Troisièmement, comment espérons-nous que les capacités européennes évolueront ? Les Européens dépensent beaucoup plus en matière de défense qu’ils ne l’ont fait depuis des décennies, une évolution qui a été accélérée par l’invasion à grande échelle de l’Ukraine par la Russie en 2022. Cependant, il leur faudra encore cinq à dix ans avant de pouvoir assurer leur propre sécurité. Les États-Unis doivent prendre en considération l’arsenal de défense croissant de l’Europe sans laisser le continent exposé. Au minimum, et dans un avenir prévisible, les États-Unis devront probablement laisser en Europe des outils stratégiques tels que des plates-formes de transport, de ravitaillement et de frappe à longue portée ; capacités de renseignement, de surveillance et de reconnaissance ; et infrastructure de commandement et de contrôle. Les forces nucléaires devront également faire partie de cette combinaison.
Enfin, au-delà de la géopolitique, le Pentagone sera confronté à une série de questions séculaires concernant les bases qui influencent le recrutement, la rétention et l’état de préparation général de la force. Au premier rang d’entre eux : le stationnement par rotation ou permanent est-il mieux adapté à l’environnement de sécurité actuel et à la santé de la force ? Les forces de rotation sont souvent plus coûteuses et peuvent être plus difficiles pour les troupes puisque ces missions sont traditionnellement non accompagnées.
Les examens de posture sont extrêmement compliqués, car ils nécessitent de prévoir les besoins futurs et de les comparer aux besoins concurrents de plusieurs commandants régionaux. De tels examens peuvent également nuire à nos relations importantes et de plus en plus fragiles avec nos alliés s’ils ne sont pas traités avec une diplomatie habile et délicate. Il est rare de réussir.
La pire chose que les États-Unis puissent faire à l’heure actuelle est de fonder cette importante révision de leur posture sur laquelle leurs alliés ont soutenu la politique étrangère américaine – d’autant plus qu’être un allié des États-Unis n’a jamais exigé une loyauté aveugle. Les Alliés réagissent déjà au questionnaire divulgué et ripostent.
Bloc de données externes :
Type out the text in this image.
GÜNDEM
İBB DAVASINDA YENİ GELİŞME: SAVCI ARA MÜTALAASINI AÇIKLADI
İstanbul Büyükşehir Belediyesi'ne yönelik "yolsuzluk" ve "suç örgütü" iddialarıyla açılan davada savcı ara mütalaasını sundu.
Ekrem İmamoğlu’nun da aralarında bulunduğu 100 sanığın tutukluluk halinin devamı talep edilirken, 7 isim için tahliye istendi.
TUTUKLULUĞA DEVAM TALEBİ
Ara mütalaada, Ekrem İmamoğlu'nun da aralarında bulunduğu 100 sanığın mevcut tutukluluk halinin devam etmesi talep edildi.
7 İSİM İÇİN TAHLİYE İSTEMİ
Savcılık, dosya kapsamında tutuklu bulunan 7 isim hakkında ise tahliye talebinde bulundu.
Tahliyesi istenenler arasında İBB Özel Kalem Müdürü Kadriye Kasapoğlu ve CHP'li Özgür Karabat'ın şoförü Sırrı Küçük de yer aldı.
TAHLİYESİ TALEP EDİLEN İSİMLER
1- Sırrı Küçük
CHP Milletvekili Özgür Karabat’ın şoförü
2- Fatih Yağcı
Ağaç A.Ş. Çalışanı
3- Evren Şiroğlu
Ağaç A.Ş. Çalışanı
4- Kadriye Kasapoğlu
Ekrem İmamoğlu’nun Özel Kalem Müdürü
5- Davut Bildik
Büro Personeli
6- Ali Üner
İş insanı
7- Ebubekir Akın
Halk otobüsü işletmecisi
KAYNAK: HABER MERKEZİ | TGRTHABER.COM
Les tests de fidélité ne fidélisent pas. Ils l’érodent.
Mara Karlin a été secrétaire adjointe à la Défense chargée de la stratégie, des plans et des capacités et est chercheuse principale à la Brookings Institution. Julianne Smith a été représentante permanente des États-Unis auprès de l’OTAN de 2021 à 2024 et est membre émérite non-résidente en défense et sécurité du Chicago Council for Global Affairs.